Sénateur, Rapporteur Général de la Commission des Finances du Sénat et Président du groupe interparlementaire d’amitié France-Arabie Saoudite-Pays du Golfe
Créé en 1997, le groupe interparlementaire d’amitié France-Arabie Saoudite-Pays du Golfe du Sénat assure des relations avec les six Etats membres du Conseil de Coopération du Golfe (CCG). Notre groupe rassemble aujourd’hui trente-quatre sénateurs issus de l’ensemble des familles politiques. L’adhésion au groupe d’amitié se faisant sur la base du volontariat, la forte participation des parlementaires à ses activités montre leur souhait d’avoir une connaissance plus concrète de cette région qui, pour l’heure, reste trop peu connue. Les membres de notre groupe ont pleinement conscience que cette région est au cœur d’enjeux politiques, économiques et culturels considérables qu’il est nécessaire d’appréhender dans toutes leurs complexités. Le Royaume d’Arabie Saoudite en constitue d’ailleurs l’une des puissances essentielles. Son rôle dans les relations internationales est incontournable tant sont exceptionnelles ses potentialités sur les plans énergétique, industriel et commercial. Ses responsabilités en tant que berceau de l’Islam, protecteur des villes saintes de Médine et de La Mecque, renforcent encore le rayonnement du Royaume d’Arabie Saoudite en dehors de ses frontières. Il suffit de rappeler qu’il accueille tous les ans 6 millions de pèlerins dont 25 000 de nos concitoyens.

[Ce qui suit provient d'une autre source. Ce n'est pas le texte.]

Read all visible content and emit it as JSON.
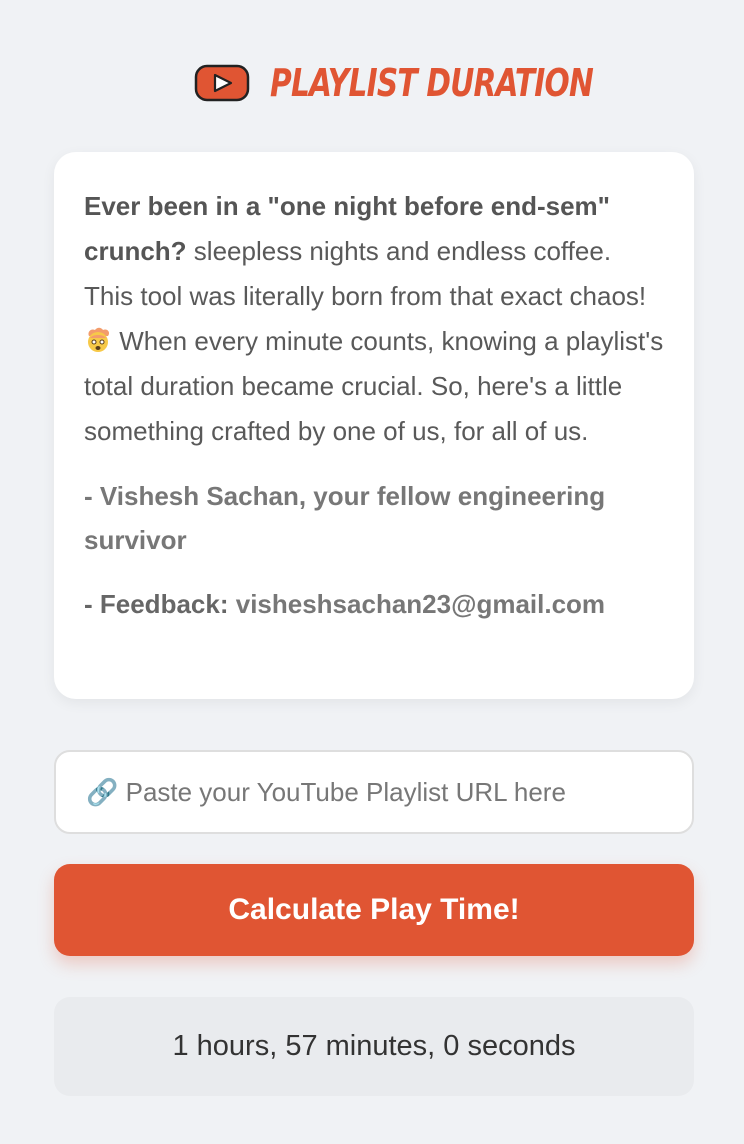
{
  "header": {
    "title": "Playlist Duration",
    "logo_icon": "youtube-play-icon",
    "accent_color": "#e05533"
  },
  "intro": {
    "bold_lead": "Ever been in a \"one night before end-sem\" crunch?",
    "text_before_emoji": " sleepless nights and endless coffee. This tool was literally born from that exact chaos! ",
    "emoji": "exploding-head-emoji",
    "text_after_emoji": " When every minute counts, knowing a playlist's total duration became crucial. So, here's a little something crafted by one of us, for all of us."
  },
  "signature": "- Vishesh Sachan, your fellow engineering survivor",
  "feedback": {
    "label": "- Feedback:",
    "email": "visheshsachan23@gmail.com"
  },
  "url_input": {
    "placeholder": "🔗 Paste your YouTube Playlist URL here",
    "value": ""
  },
  "calculate_button": {
    "label": "Calculate Play Time!"
  },
  "result": {
    "text": "1 hours, 57 minutes, 0 seconds"
  }
}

L’objectif de notre groupe est donc de mieux faire connaître ce pays, sa politique, sa modernité, son ouverture et surtout les réformes qui y sont mises en œuvre avec une sagesse qui tient compte de réalités socioculturelles fortes.

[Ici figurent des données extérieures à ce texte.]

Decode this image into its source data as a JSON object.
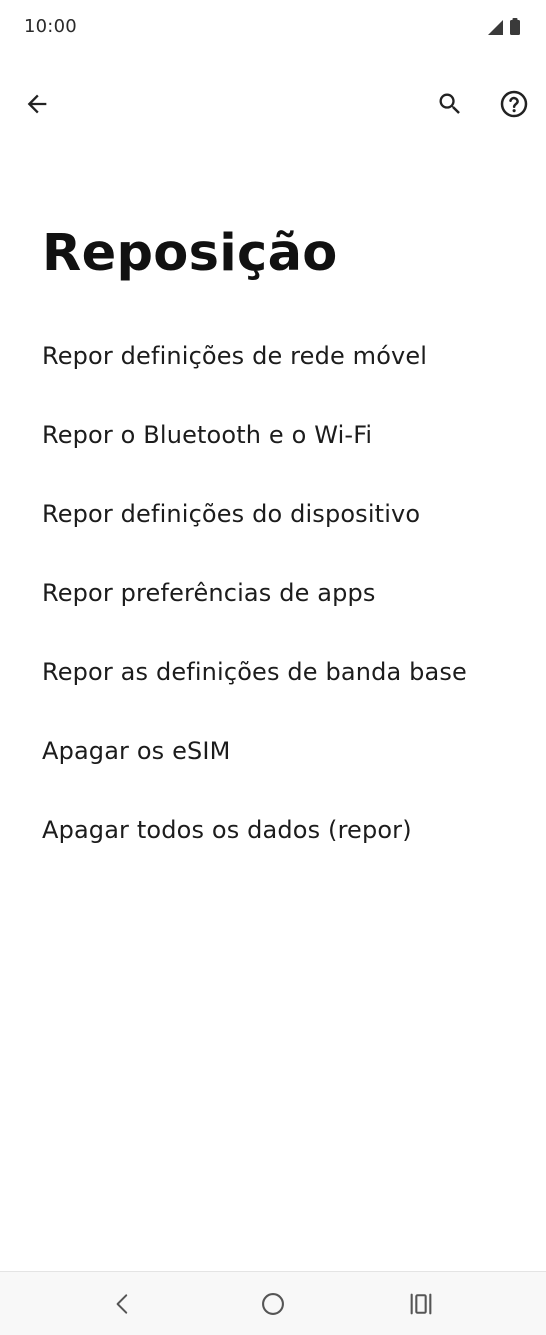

Comme en témoigne la fréquence des échanges de visites entre nos chefs d’Etat, les relations politiques entre la France et le Royaume saoudien sont à leur apogée. Nos interlocuteurs sont particulièrement attentifs à tout ce qui pourrait constituer une alternative à la seule présence anglo-saxonne dans leur pays. Il est indispensable de donner une réponse positive et concrète à leurs attentes. C’est pour ces raisons que des délégations de notre groupe se rendent régulièrement en Arabie Saoudite, que ce soit à Riyad, à Djeddah ou encore à Dammam. Ces déplacements sont pour nous l’occasion d’entretiens très fructueux avec les plus hauts représentants du pays – au premier rang desquels S.M. le Roi Abdallah – et de témoigner de l’importance que nous attachons à ces relations.

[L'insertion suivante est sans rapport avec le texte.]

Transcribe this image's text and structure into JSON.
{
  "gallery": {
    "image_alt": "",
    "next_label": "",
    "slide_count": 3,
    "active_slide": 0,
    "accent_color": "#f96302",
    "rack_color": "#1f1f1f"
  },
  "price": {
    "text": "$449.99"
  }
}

Cependant, si l’Arabie Saoudite est un partenaire commercial majeur de la France, notre part de marché est insuffisante et, en tout état de cause, pas à la hauteur de nos relations politiques et des possibilités de nos entreprises. Notre groupe a parmi ses objectifs de favoriser le développement de partenariats entre entreprises. Dans cet esprit, nous nous attachons tout d’abord à « rassurer » nos compatriotes sur l’attractivité, la stabilité et la solvabilité de ce pays qui, face à la crise mondiale, a su faire preuve d’une très grande réactivité.
Notre groupe sert aussi de relais entre partenaires potentiels. Nous sommes aidés en cela par les missions économiques installées en Arabie Saoudite, par UbiFrance, par le MEDEF International, par la Chambre de Commerce franco-arabe mais aussi par le Conseil d’Affaires franco-saoudien et les Chambres de Commerce franco-saoudiennes. Nous soutenons chacune de leurs initiatives et recevons régulièrement des délégations d’entreprises saoudiennes qui viennent dans notre pays rechercher des partenariats. De nombreuses opportunités existent dans les deux sens et les PME françaises à fort contenu technologique ont des atouts à faire valoir en Arabie Saoudite.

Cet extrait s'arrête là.